The imposter syndrome: is my success just a lucky coincidence?
September 20, 2022
5 min
“What am I actually capable of?” “The others will soon notice that I can’t do anything.” “I’ve always just been getting by on luck.” A lot of people have such thoughts when they’re at work. It’s often at work, but not only there – that thoughts of not being good enough creep into people’s minds – and they think it’s just a matter of time before all the others will notice it as well. They feel like frauds, and even the positive feedback they receive from those around them can’t banish those feelings. Researchers believe that up to 70% of all workers experience such feelings while working, and refer to this surprisingly common phenomenon of feeling incompetent at the workplace as the “imposter syndrome”.
The imposter phenomenon: a vicious circle?
People who experience this phenomenon have a considerable amount of self-doubt and low self-esteem when it comes to judging their own abilities, as well as high expectations of themselves and a penchant for perfectionism. All this prevents them from realistically assessing and judging their own performance. Instead, they believe they’re not doing their tasks as well as they should, they’re being overrated by their peers and receiving undue praise. This is coupled with the fear that one day their colleagues and superiors will notice their (self-imagined) shortcomings and they will be exposed as imposters. A long-term persistence of these feelings becomes debilitating when it leads to chronic anxiety, where the affects of sleeplessness and stress, and in some cases, even depression and burnout, can impact physical health significantly.

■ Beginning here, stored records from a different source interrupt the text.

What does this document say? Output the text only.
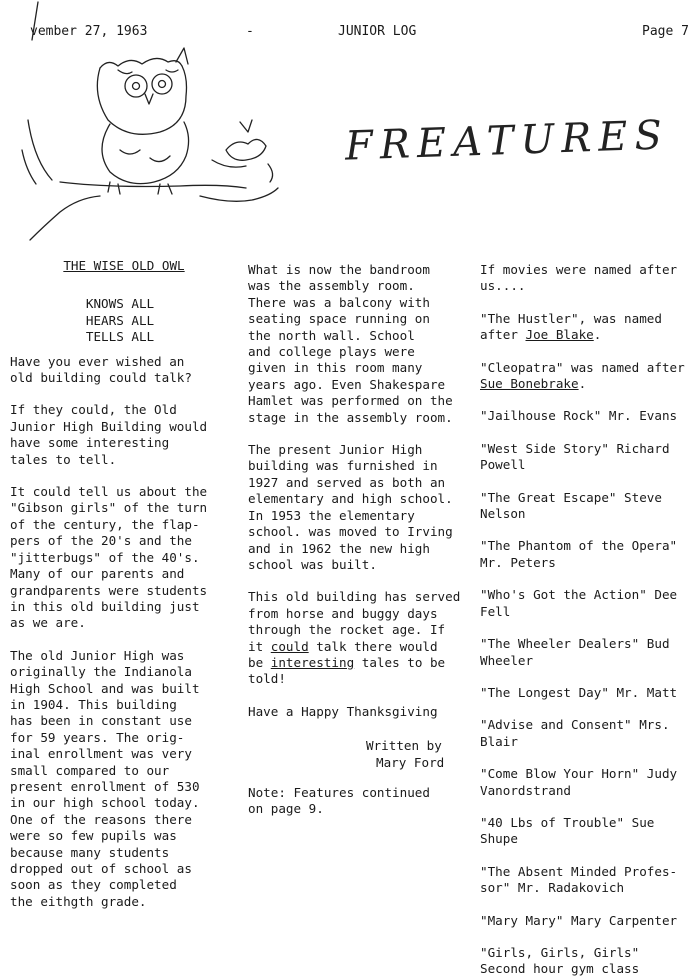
vember 27, 1963	-	JUNIOR LOG	Page 7
FREATURES

THE WISE OLD OWL

KNOWS ALL

HEARS ALL

TELLS ALL

Have you ever wished an

old building could talk?

If they could, the Old

Junior High Building would

have some interesting

tales to tell.

It could tell us about the

"Gibson girls" of the turn

of the century, the flap-

pers of the 20's and the

"jitterbugs" of the 40's.

Many of our parents and

grandparents were students

in this old building just

as we are.

The old Junior High was

originally the Indianola

High School and was built

in 1904. This building

has been in constant use

for 59 years. The orig-

inal enrollment was very

small compared to our

present enrollment of 530

in our high school today.

One of the reasons there

were so few pupils was

because many students

dropped out of school as

soon as they completed

the eithgth grade.

What is now the bandroom

was the assembly room.

There was a balcony with

seating space running on

the north wall. School

and college plays were

given in this room many

years ago. Even Shakespare

Hamlet was performed on the

stage in the assembly room.

The present Junior High

building was furnished in

1927 and served as both an

elementary and high school.

In 1953 the elementary

school. was moved to Irving

and in 1962 the new high

school was built.

This old building has served

from horse and buggy days

through the rocket age. If

it could talk there would

be interesting tales to be

told!

Have a Happy Thanksgiving

Written by

Mary Ford

Note: Features continued

on page 9.

If movies were named after

us....

"The Hustler", was named

after Joe Blake.

"Cleopatra" was named after

Sue Bonebrake.

"Jailhouse Rock" Mr. Evans

"West Side Story" Richard

Powell

"The Great Escape" Steve

Nelson

"The Phantom of the Opera"

Mr. Peters

"Who's Got the Action" Dee

Fell

"The Wheeler Dealers" Bud

Wheeler

"The Longest Day" Mr. Matt

"Advise and Consent" Mrs.

Blair

"Come Blow Your Horn" Judy

Vanordstrand

"40 Lbs of Trouble" Sue

Shupe

"The Absent Minded Profes-

sor" Mr. Radakovich

"Mary Mary" Mary Carpenter

"Girls, Girls, Girls"

Second hour gym class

The imposter syndrome can be described as a vicious circle. On one hand, negative feedback can deepen the feeling of being incompetent and undeserving of the job position. This can often make it difficult to deal with criticism in a laid-back and constructive manner. On the other hand, many people with this syndrome find it equally as difficult to genuinely accept positive feedback. The praise they’re given from those around them at work just serves as proof that their coworkers or bosses have been “successfully” deceived.
Is the imposter syndrome a New Work phenomenon?
Whether boomers, millennials or GenZ, there’s no generation that is immune to self-doubt. More than forty years have gone by since the American authors Paulina R. Clance and Suzanne A. Imes coined the phrase imposter syndrome back in 1978. They had noted, interestingly enough, that it was especially successful women who doubted their own abilities and felt that their performance was being overvalued at the workplace. Instead of attributing their success to their own skill sets, they cited lucky coincidences or held other external factors responsible for the results. The imposter phenomenon does not limit itself to specific generations nor to biological genders - men can also suffer from the syndrome. However, gender bias and stereotypes generally make the professional lives of those identified as women more difficult, regardless of the presence or absence of self-doubt.
Nevertheless, for many, the characteristics of New Work and our modern working world can be burdensome. A lot of workers feel an increased pressure to perform in light of New Work methods. Often these are data-oriented, so that success and failure can be measured and compared. In the worst-case scenario, this might mean that a person’s performance can be reduced to a number or score, without any other circumstances being considered. This can be very challenging for people who are already very judgemental about their own performance, because external factors can absolutely play a role here. Feelings of inferiority, or of not living life “properly”, have already seeped into the private lives of many people, mainly propagated by social media which makes life and how it is lived increasingly public – generating more societal pressure and obviously fueling even more self-doubt.
Beating the imposter syndrome: yes, you are good enough!
Just as there are various types of people, there are various reasons as to why they might feel like an imposter or a fraud, so there’s not a one-size-fits-all solution to the problem. However, as is often the case in problem-solving, the first step is to acknowledge the existence of the imposter syndrome and its psychological behavior patterns. Monitor how you cope with situations and your own thought patterns, then begin to analyze them. It can be especially helpful to pause for a moment when the imposter feelings strike and ask yourself: what is going through my mind right now? What can I do to feel better? It’s also a good idea to think about your accomplishments and deliberately write them down. When feelings of self-doubt start coming on, you can read through what you’ve written and remind yourself of all that you’ve achieved so far. While self-observation is important, so is connecting with others, such as your colleagues, friends, or a therapist. It’s often easier to deal with a problem when we know we’re not alone in facing it, when we’re assured by the knowledge that those around us have had similar situations as well. This can make even more of an impact if there’s someone involved who has capabilities you particularly admire. Plus, it’s always best to ask for help and to let others help you when you’re in need. To rid yourself of the imposter syndrome’s negative thought patterns for good, you’ll have to openly face and discuss them. Then, you’ll start getting off that merry-go-round of thoughts which has been distorting your sense of self-worth. You’ll just know that yes, you are good enough!